US elections, market gains, and the case for diversification

26 December 2024
Podcasts

1. With just a few weeks to go before the end of the year, global stock markets are about to close a very strong year. Is this pure speculation or are there fundamentals supporting this performance?

Bernard Aybran: Stock markets can move both for fundamental reasons or on a more “speculative” basis. What is usually described as “fundamental reasons” for markets to perform is mostly based on the corporate earnings growth. So far this year, on average, the companies listed worldwide have grown their earnings are are still expected to grow them for the next few quarters. Hence, there is a fundamental reason why markets are higher today than they were at the beginning of the year.

On top of this, there is also a “speculative” basis for the market performance this year: while the companies listed worldide grew their earnings by more than 6% year to date, the stock prices increased by more than 15%. In other words, investors are now ready to pay more for every dollar or euro of earnings than they were entering the year. This behaviour is mainly based on good perspective for the future earnings.

 

2. While major stock markets were already on a good trend before November, the US elections boosted them some more. Should it change the portfolio positionning?

BA: Portfolio turnover is, in many cases, detrimental to the performance as it means transaction costs and it increases the risk of buying high and selling low, often driven by emotions.

Still, when needed, and after a thorough review of the investment rationale, it sometimes makes sense to re-position the portfolios when market conditions change. And it’s likely the outcome of the latest US elections did change meaningfully the investment landscape. Even more than before, US stocks are expected to enjoy stronger tailwinds than their foreign counterparts. Outside the US equity markets, it’s likely the future economic policy will bring inflationary pressures back on the table in the United States, hence pushing long term interest rates higher while stopping the rate cuts by the Federal Reserve.

 

3. Over this backdrop, should European investors focus solely on US-listed stocks or is there still a point diversifying their investments?

BA: Stock markets have been highly polarised over the past few years, with just a handful of stocks making up for the majority of the total market performance. US-listed stocks have been leading for years now and their outperformance has been growing up to extreme levels this year.

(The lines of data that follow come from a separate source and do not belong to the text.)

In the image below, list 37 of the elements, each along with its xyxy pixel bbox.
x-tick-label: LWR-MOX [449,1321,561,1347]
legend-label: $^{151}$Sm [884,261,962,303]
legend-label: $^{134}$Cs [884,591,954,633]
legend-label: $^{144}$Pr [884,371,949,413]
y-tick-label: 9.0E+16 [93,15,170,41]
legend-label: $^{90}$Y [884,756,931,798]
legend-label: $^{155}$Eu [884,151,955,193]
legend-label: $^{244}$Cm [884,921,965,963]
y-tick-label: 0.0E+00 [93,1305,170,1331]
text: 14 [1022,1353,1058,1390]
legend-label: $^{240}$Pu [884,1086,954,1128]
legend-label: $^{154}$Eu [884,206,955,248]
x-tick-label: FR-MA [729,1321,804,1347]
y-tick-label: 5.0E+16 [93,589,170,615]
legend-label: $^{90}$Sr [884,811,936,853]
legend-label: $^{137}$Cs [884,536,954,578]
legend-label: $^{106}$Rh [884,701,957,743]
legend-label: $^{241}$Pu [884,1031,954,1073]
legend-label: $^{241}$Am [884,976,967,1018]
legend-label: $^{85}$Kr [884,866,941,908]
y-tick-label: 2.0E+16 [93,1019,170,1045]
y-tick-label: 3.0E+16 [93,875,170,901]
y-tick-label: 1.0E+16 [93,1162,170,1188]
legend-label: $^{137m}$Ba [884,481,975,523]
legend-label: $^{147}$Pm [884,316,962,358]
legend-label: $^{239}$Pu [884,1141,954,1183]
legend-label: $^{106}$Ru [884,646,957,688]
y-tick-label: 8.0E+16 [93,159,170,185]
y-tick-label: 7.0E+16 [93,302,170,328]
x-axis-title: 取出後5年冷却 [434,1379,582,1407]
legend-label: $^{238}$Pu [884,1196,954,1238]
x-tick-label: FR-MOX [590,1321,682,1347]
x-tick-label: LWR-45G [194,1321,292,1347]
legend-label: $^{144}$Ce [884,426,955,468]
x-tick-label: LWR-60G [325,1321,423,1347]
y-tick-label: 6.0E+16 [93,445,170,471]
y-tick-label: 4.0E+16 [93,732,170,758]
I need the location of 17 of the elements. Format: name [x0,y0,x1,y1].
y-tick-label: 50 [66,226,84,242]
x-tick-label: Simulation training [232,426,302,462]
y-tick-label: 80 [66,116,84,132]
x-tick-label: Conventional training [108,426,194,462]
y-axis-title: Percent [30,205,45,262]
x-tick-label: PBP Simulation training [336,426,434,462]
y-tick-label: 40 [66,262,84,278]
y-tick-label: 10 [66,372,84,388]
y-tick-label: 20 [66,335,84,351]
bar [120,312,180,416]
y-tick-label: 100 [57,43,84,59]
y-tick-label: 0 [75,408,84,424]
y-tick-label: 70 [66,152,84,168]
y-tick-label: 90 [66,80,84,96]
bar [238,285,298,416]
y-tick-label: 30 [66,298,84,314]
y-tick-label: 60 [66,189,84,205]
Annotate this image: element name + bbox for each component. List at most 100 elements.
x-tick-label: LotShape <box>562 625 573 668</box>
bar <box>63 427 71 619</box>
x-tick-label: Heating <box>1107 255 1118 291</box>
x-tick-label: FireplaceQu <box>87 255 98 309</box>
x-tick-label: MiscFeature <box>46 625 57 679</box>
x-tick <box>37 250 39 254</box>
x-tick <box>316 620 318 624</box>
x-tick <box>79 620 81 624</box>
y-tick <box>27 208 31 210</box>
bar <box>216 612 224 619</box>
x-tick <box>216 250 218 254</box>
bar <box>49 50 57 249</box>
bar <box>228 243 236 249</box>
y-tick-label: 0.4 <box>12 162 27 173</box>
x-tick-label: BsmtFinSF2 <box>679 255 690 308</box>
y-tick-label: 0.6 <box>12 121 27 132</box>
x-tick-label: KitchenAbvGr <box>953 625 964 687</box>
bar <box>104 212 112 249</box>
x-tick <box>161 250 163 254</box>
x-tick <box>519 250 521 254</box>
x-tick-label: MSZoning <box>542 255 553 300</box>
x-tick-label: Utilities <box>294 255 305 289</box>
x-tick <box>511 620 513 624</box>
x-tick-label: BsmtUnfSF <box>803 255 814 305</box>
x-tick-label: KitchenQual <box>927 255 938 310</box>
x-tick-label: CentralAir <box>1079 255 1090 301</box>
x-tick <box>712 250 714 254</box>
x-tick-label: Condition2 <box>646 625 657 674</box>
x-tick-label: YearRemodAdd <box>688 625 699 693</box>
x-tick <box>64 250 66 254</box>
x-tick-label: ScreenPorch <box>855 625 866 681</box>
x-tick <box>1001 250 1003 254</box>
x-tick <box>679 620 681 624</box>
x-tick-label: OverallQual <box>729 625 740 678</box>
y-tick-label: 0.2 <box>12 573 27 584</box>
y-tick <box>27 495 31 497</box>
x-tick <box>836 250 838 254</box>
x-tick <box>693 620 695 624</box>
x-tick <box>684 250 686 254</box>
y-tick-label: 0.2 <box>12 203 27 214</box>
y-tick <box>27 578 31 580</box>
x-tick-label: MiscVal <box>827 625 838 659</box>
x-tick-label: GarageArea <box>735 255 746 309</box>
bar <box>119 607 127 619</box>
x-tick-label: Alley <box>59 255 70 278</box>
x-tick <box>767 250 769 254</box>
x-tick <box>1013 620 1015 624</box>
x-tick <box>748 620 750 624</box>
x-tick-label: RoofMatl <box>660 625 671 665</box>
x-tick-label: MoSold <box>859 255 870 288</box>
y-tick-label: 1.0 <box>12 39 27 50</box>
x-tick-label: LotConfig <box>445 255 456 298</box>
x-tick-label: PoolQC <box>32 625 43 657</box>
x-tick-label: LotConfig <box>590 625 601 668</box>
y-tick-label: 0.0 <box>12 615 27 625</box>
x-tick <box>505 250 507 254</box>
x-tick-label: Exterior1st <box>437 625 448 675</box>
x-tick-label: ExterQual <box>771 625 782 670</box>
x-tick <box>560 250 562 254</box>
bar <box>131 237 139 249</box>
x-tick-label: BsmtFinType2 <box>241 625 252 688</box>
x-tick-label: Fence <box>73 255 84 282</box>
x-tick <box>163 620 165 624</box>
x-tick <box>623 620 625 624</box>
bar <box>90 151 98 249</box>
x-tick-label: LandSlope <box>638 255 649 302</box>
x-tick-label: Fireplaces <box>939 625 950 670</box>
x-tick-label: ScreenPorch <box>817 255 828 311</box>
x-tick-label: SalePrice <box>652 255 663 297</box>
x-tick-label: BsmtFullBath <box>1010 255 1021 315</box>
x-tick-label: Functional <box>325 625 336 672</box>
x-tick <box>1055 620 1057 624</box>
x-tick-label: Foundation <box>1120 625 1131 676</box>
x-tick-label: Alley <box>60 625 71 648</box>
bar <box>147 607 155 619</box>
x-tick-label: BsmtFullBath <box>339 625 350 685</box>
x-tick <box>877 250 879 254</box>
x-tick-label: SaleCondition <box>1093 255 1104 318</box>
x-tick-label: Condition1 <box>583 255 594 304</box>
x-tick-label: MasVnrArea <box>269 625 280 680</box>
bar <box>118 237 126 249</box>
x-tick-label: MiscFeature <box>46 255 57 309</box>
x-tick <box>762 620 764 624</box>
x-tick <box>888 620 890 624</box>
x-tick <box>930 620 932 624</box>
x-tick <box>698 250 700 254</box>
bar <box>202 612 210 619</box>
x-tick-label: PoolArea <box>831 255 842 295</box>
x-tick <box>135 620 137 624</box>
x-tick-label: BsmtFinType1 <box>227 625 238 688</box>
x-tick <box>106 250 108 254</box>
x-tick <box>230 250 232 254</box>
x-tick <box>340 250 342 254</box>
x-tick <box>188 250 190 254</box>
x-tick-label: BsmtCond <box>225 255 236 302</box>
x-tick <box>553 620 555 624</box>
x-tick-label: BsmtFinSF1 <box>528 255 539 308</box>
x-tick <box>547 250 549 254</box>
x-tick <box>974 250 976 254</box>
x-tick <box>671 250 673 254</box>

Still, from a pure risk-return standpoint, it is sensible to diversify portfolios, not only on a regional basis but also on different asset classes: there is value to be found in fixed income and commodities, when carefuly selected. Besides, private assets can bring a meaningful value added to a portfolio of liquid, listed securities. The weight of each asset class has to be consistent with each investor profile, knowledge and risk apetite.

In this context, it makes plenty of sense to seek advice from an investment professional.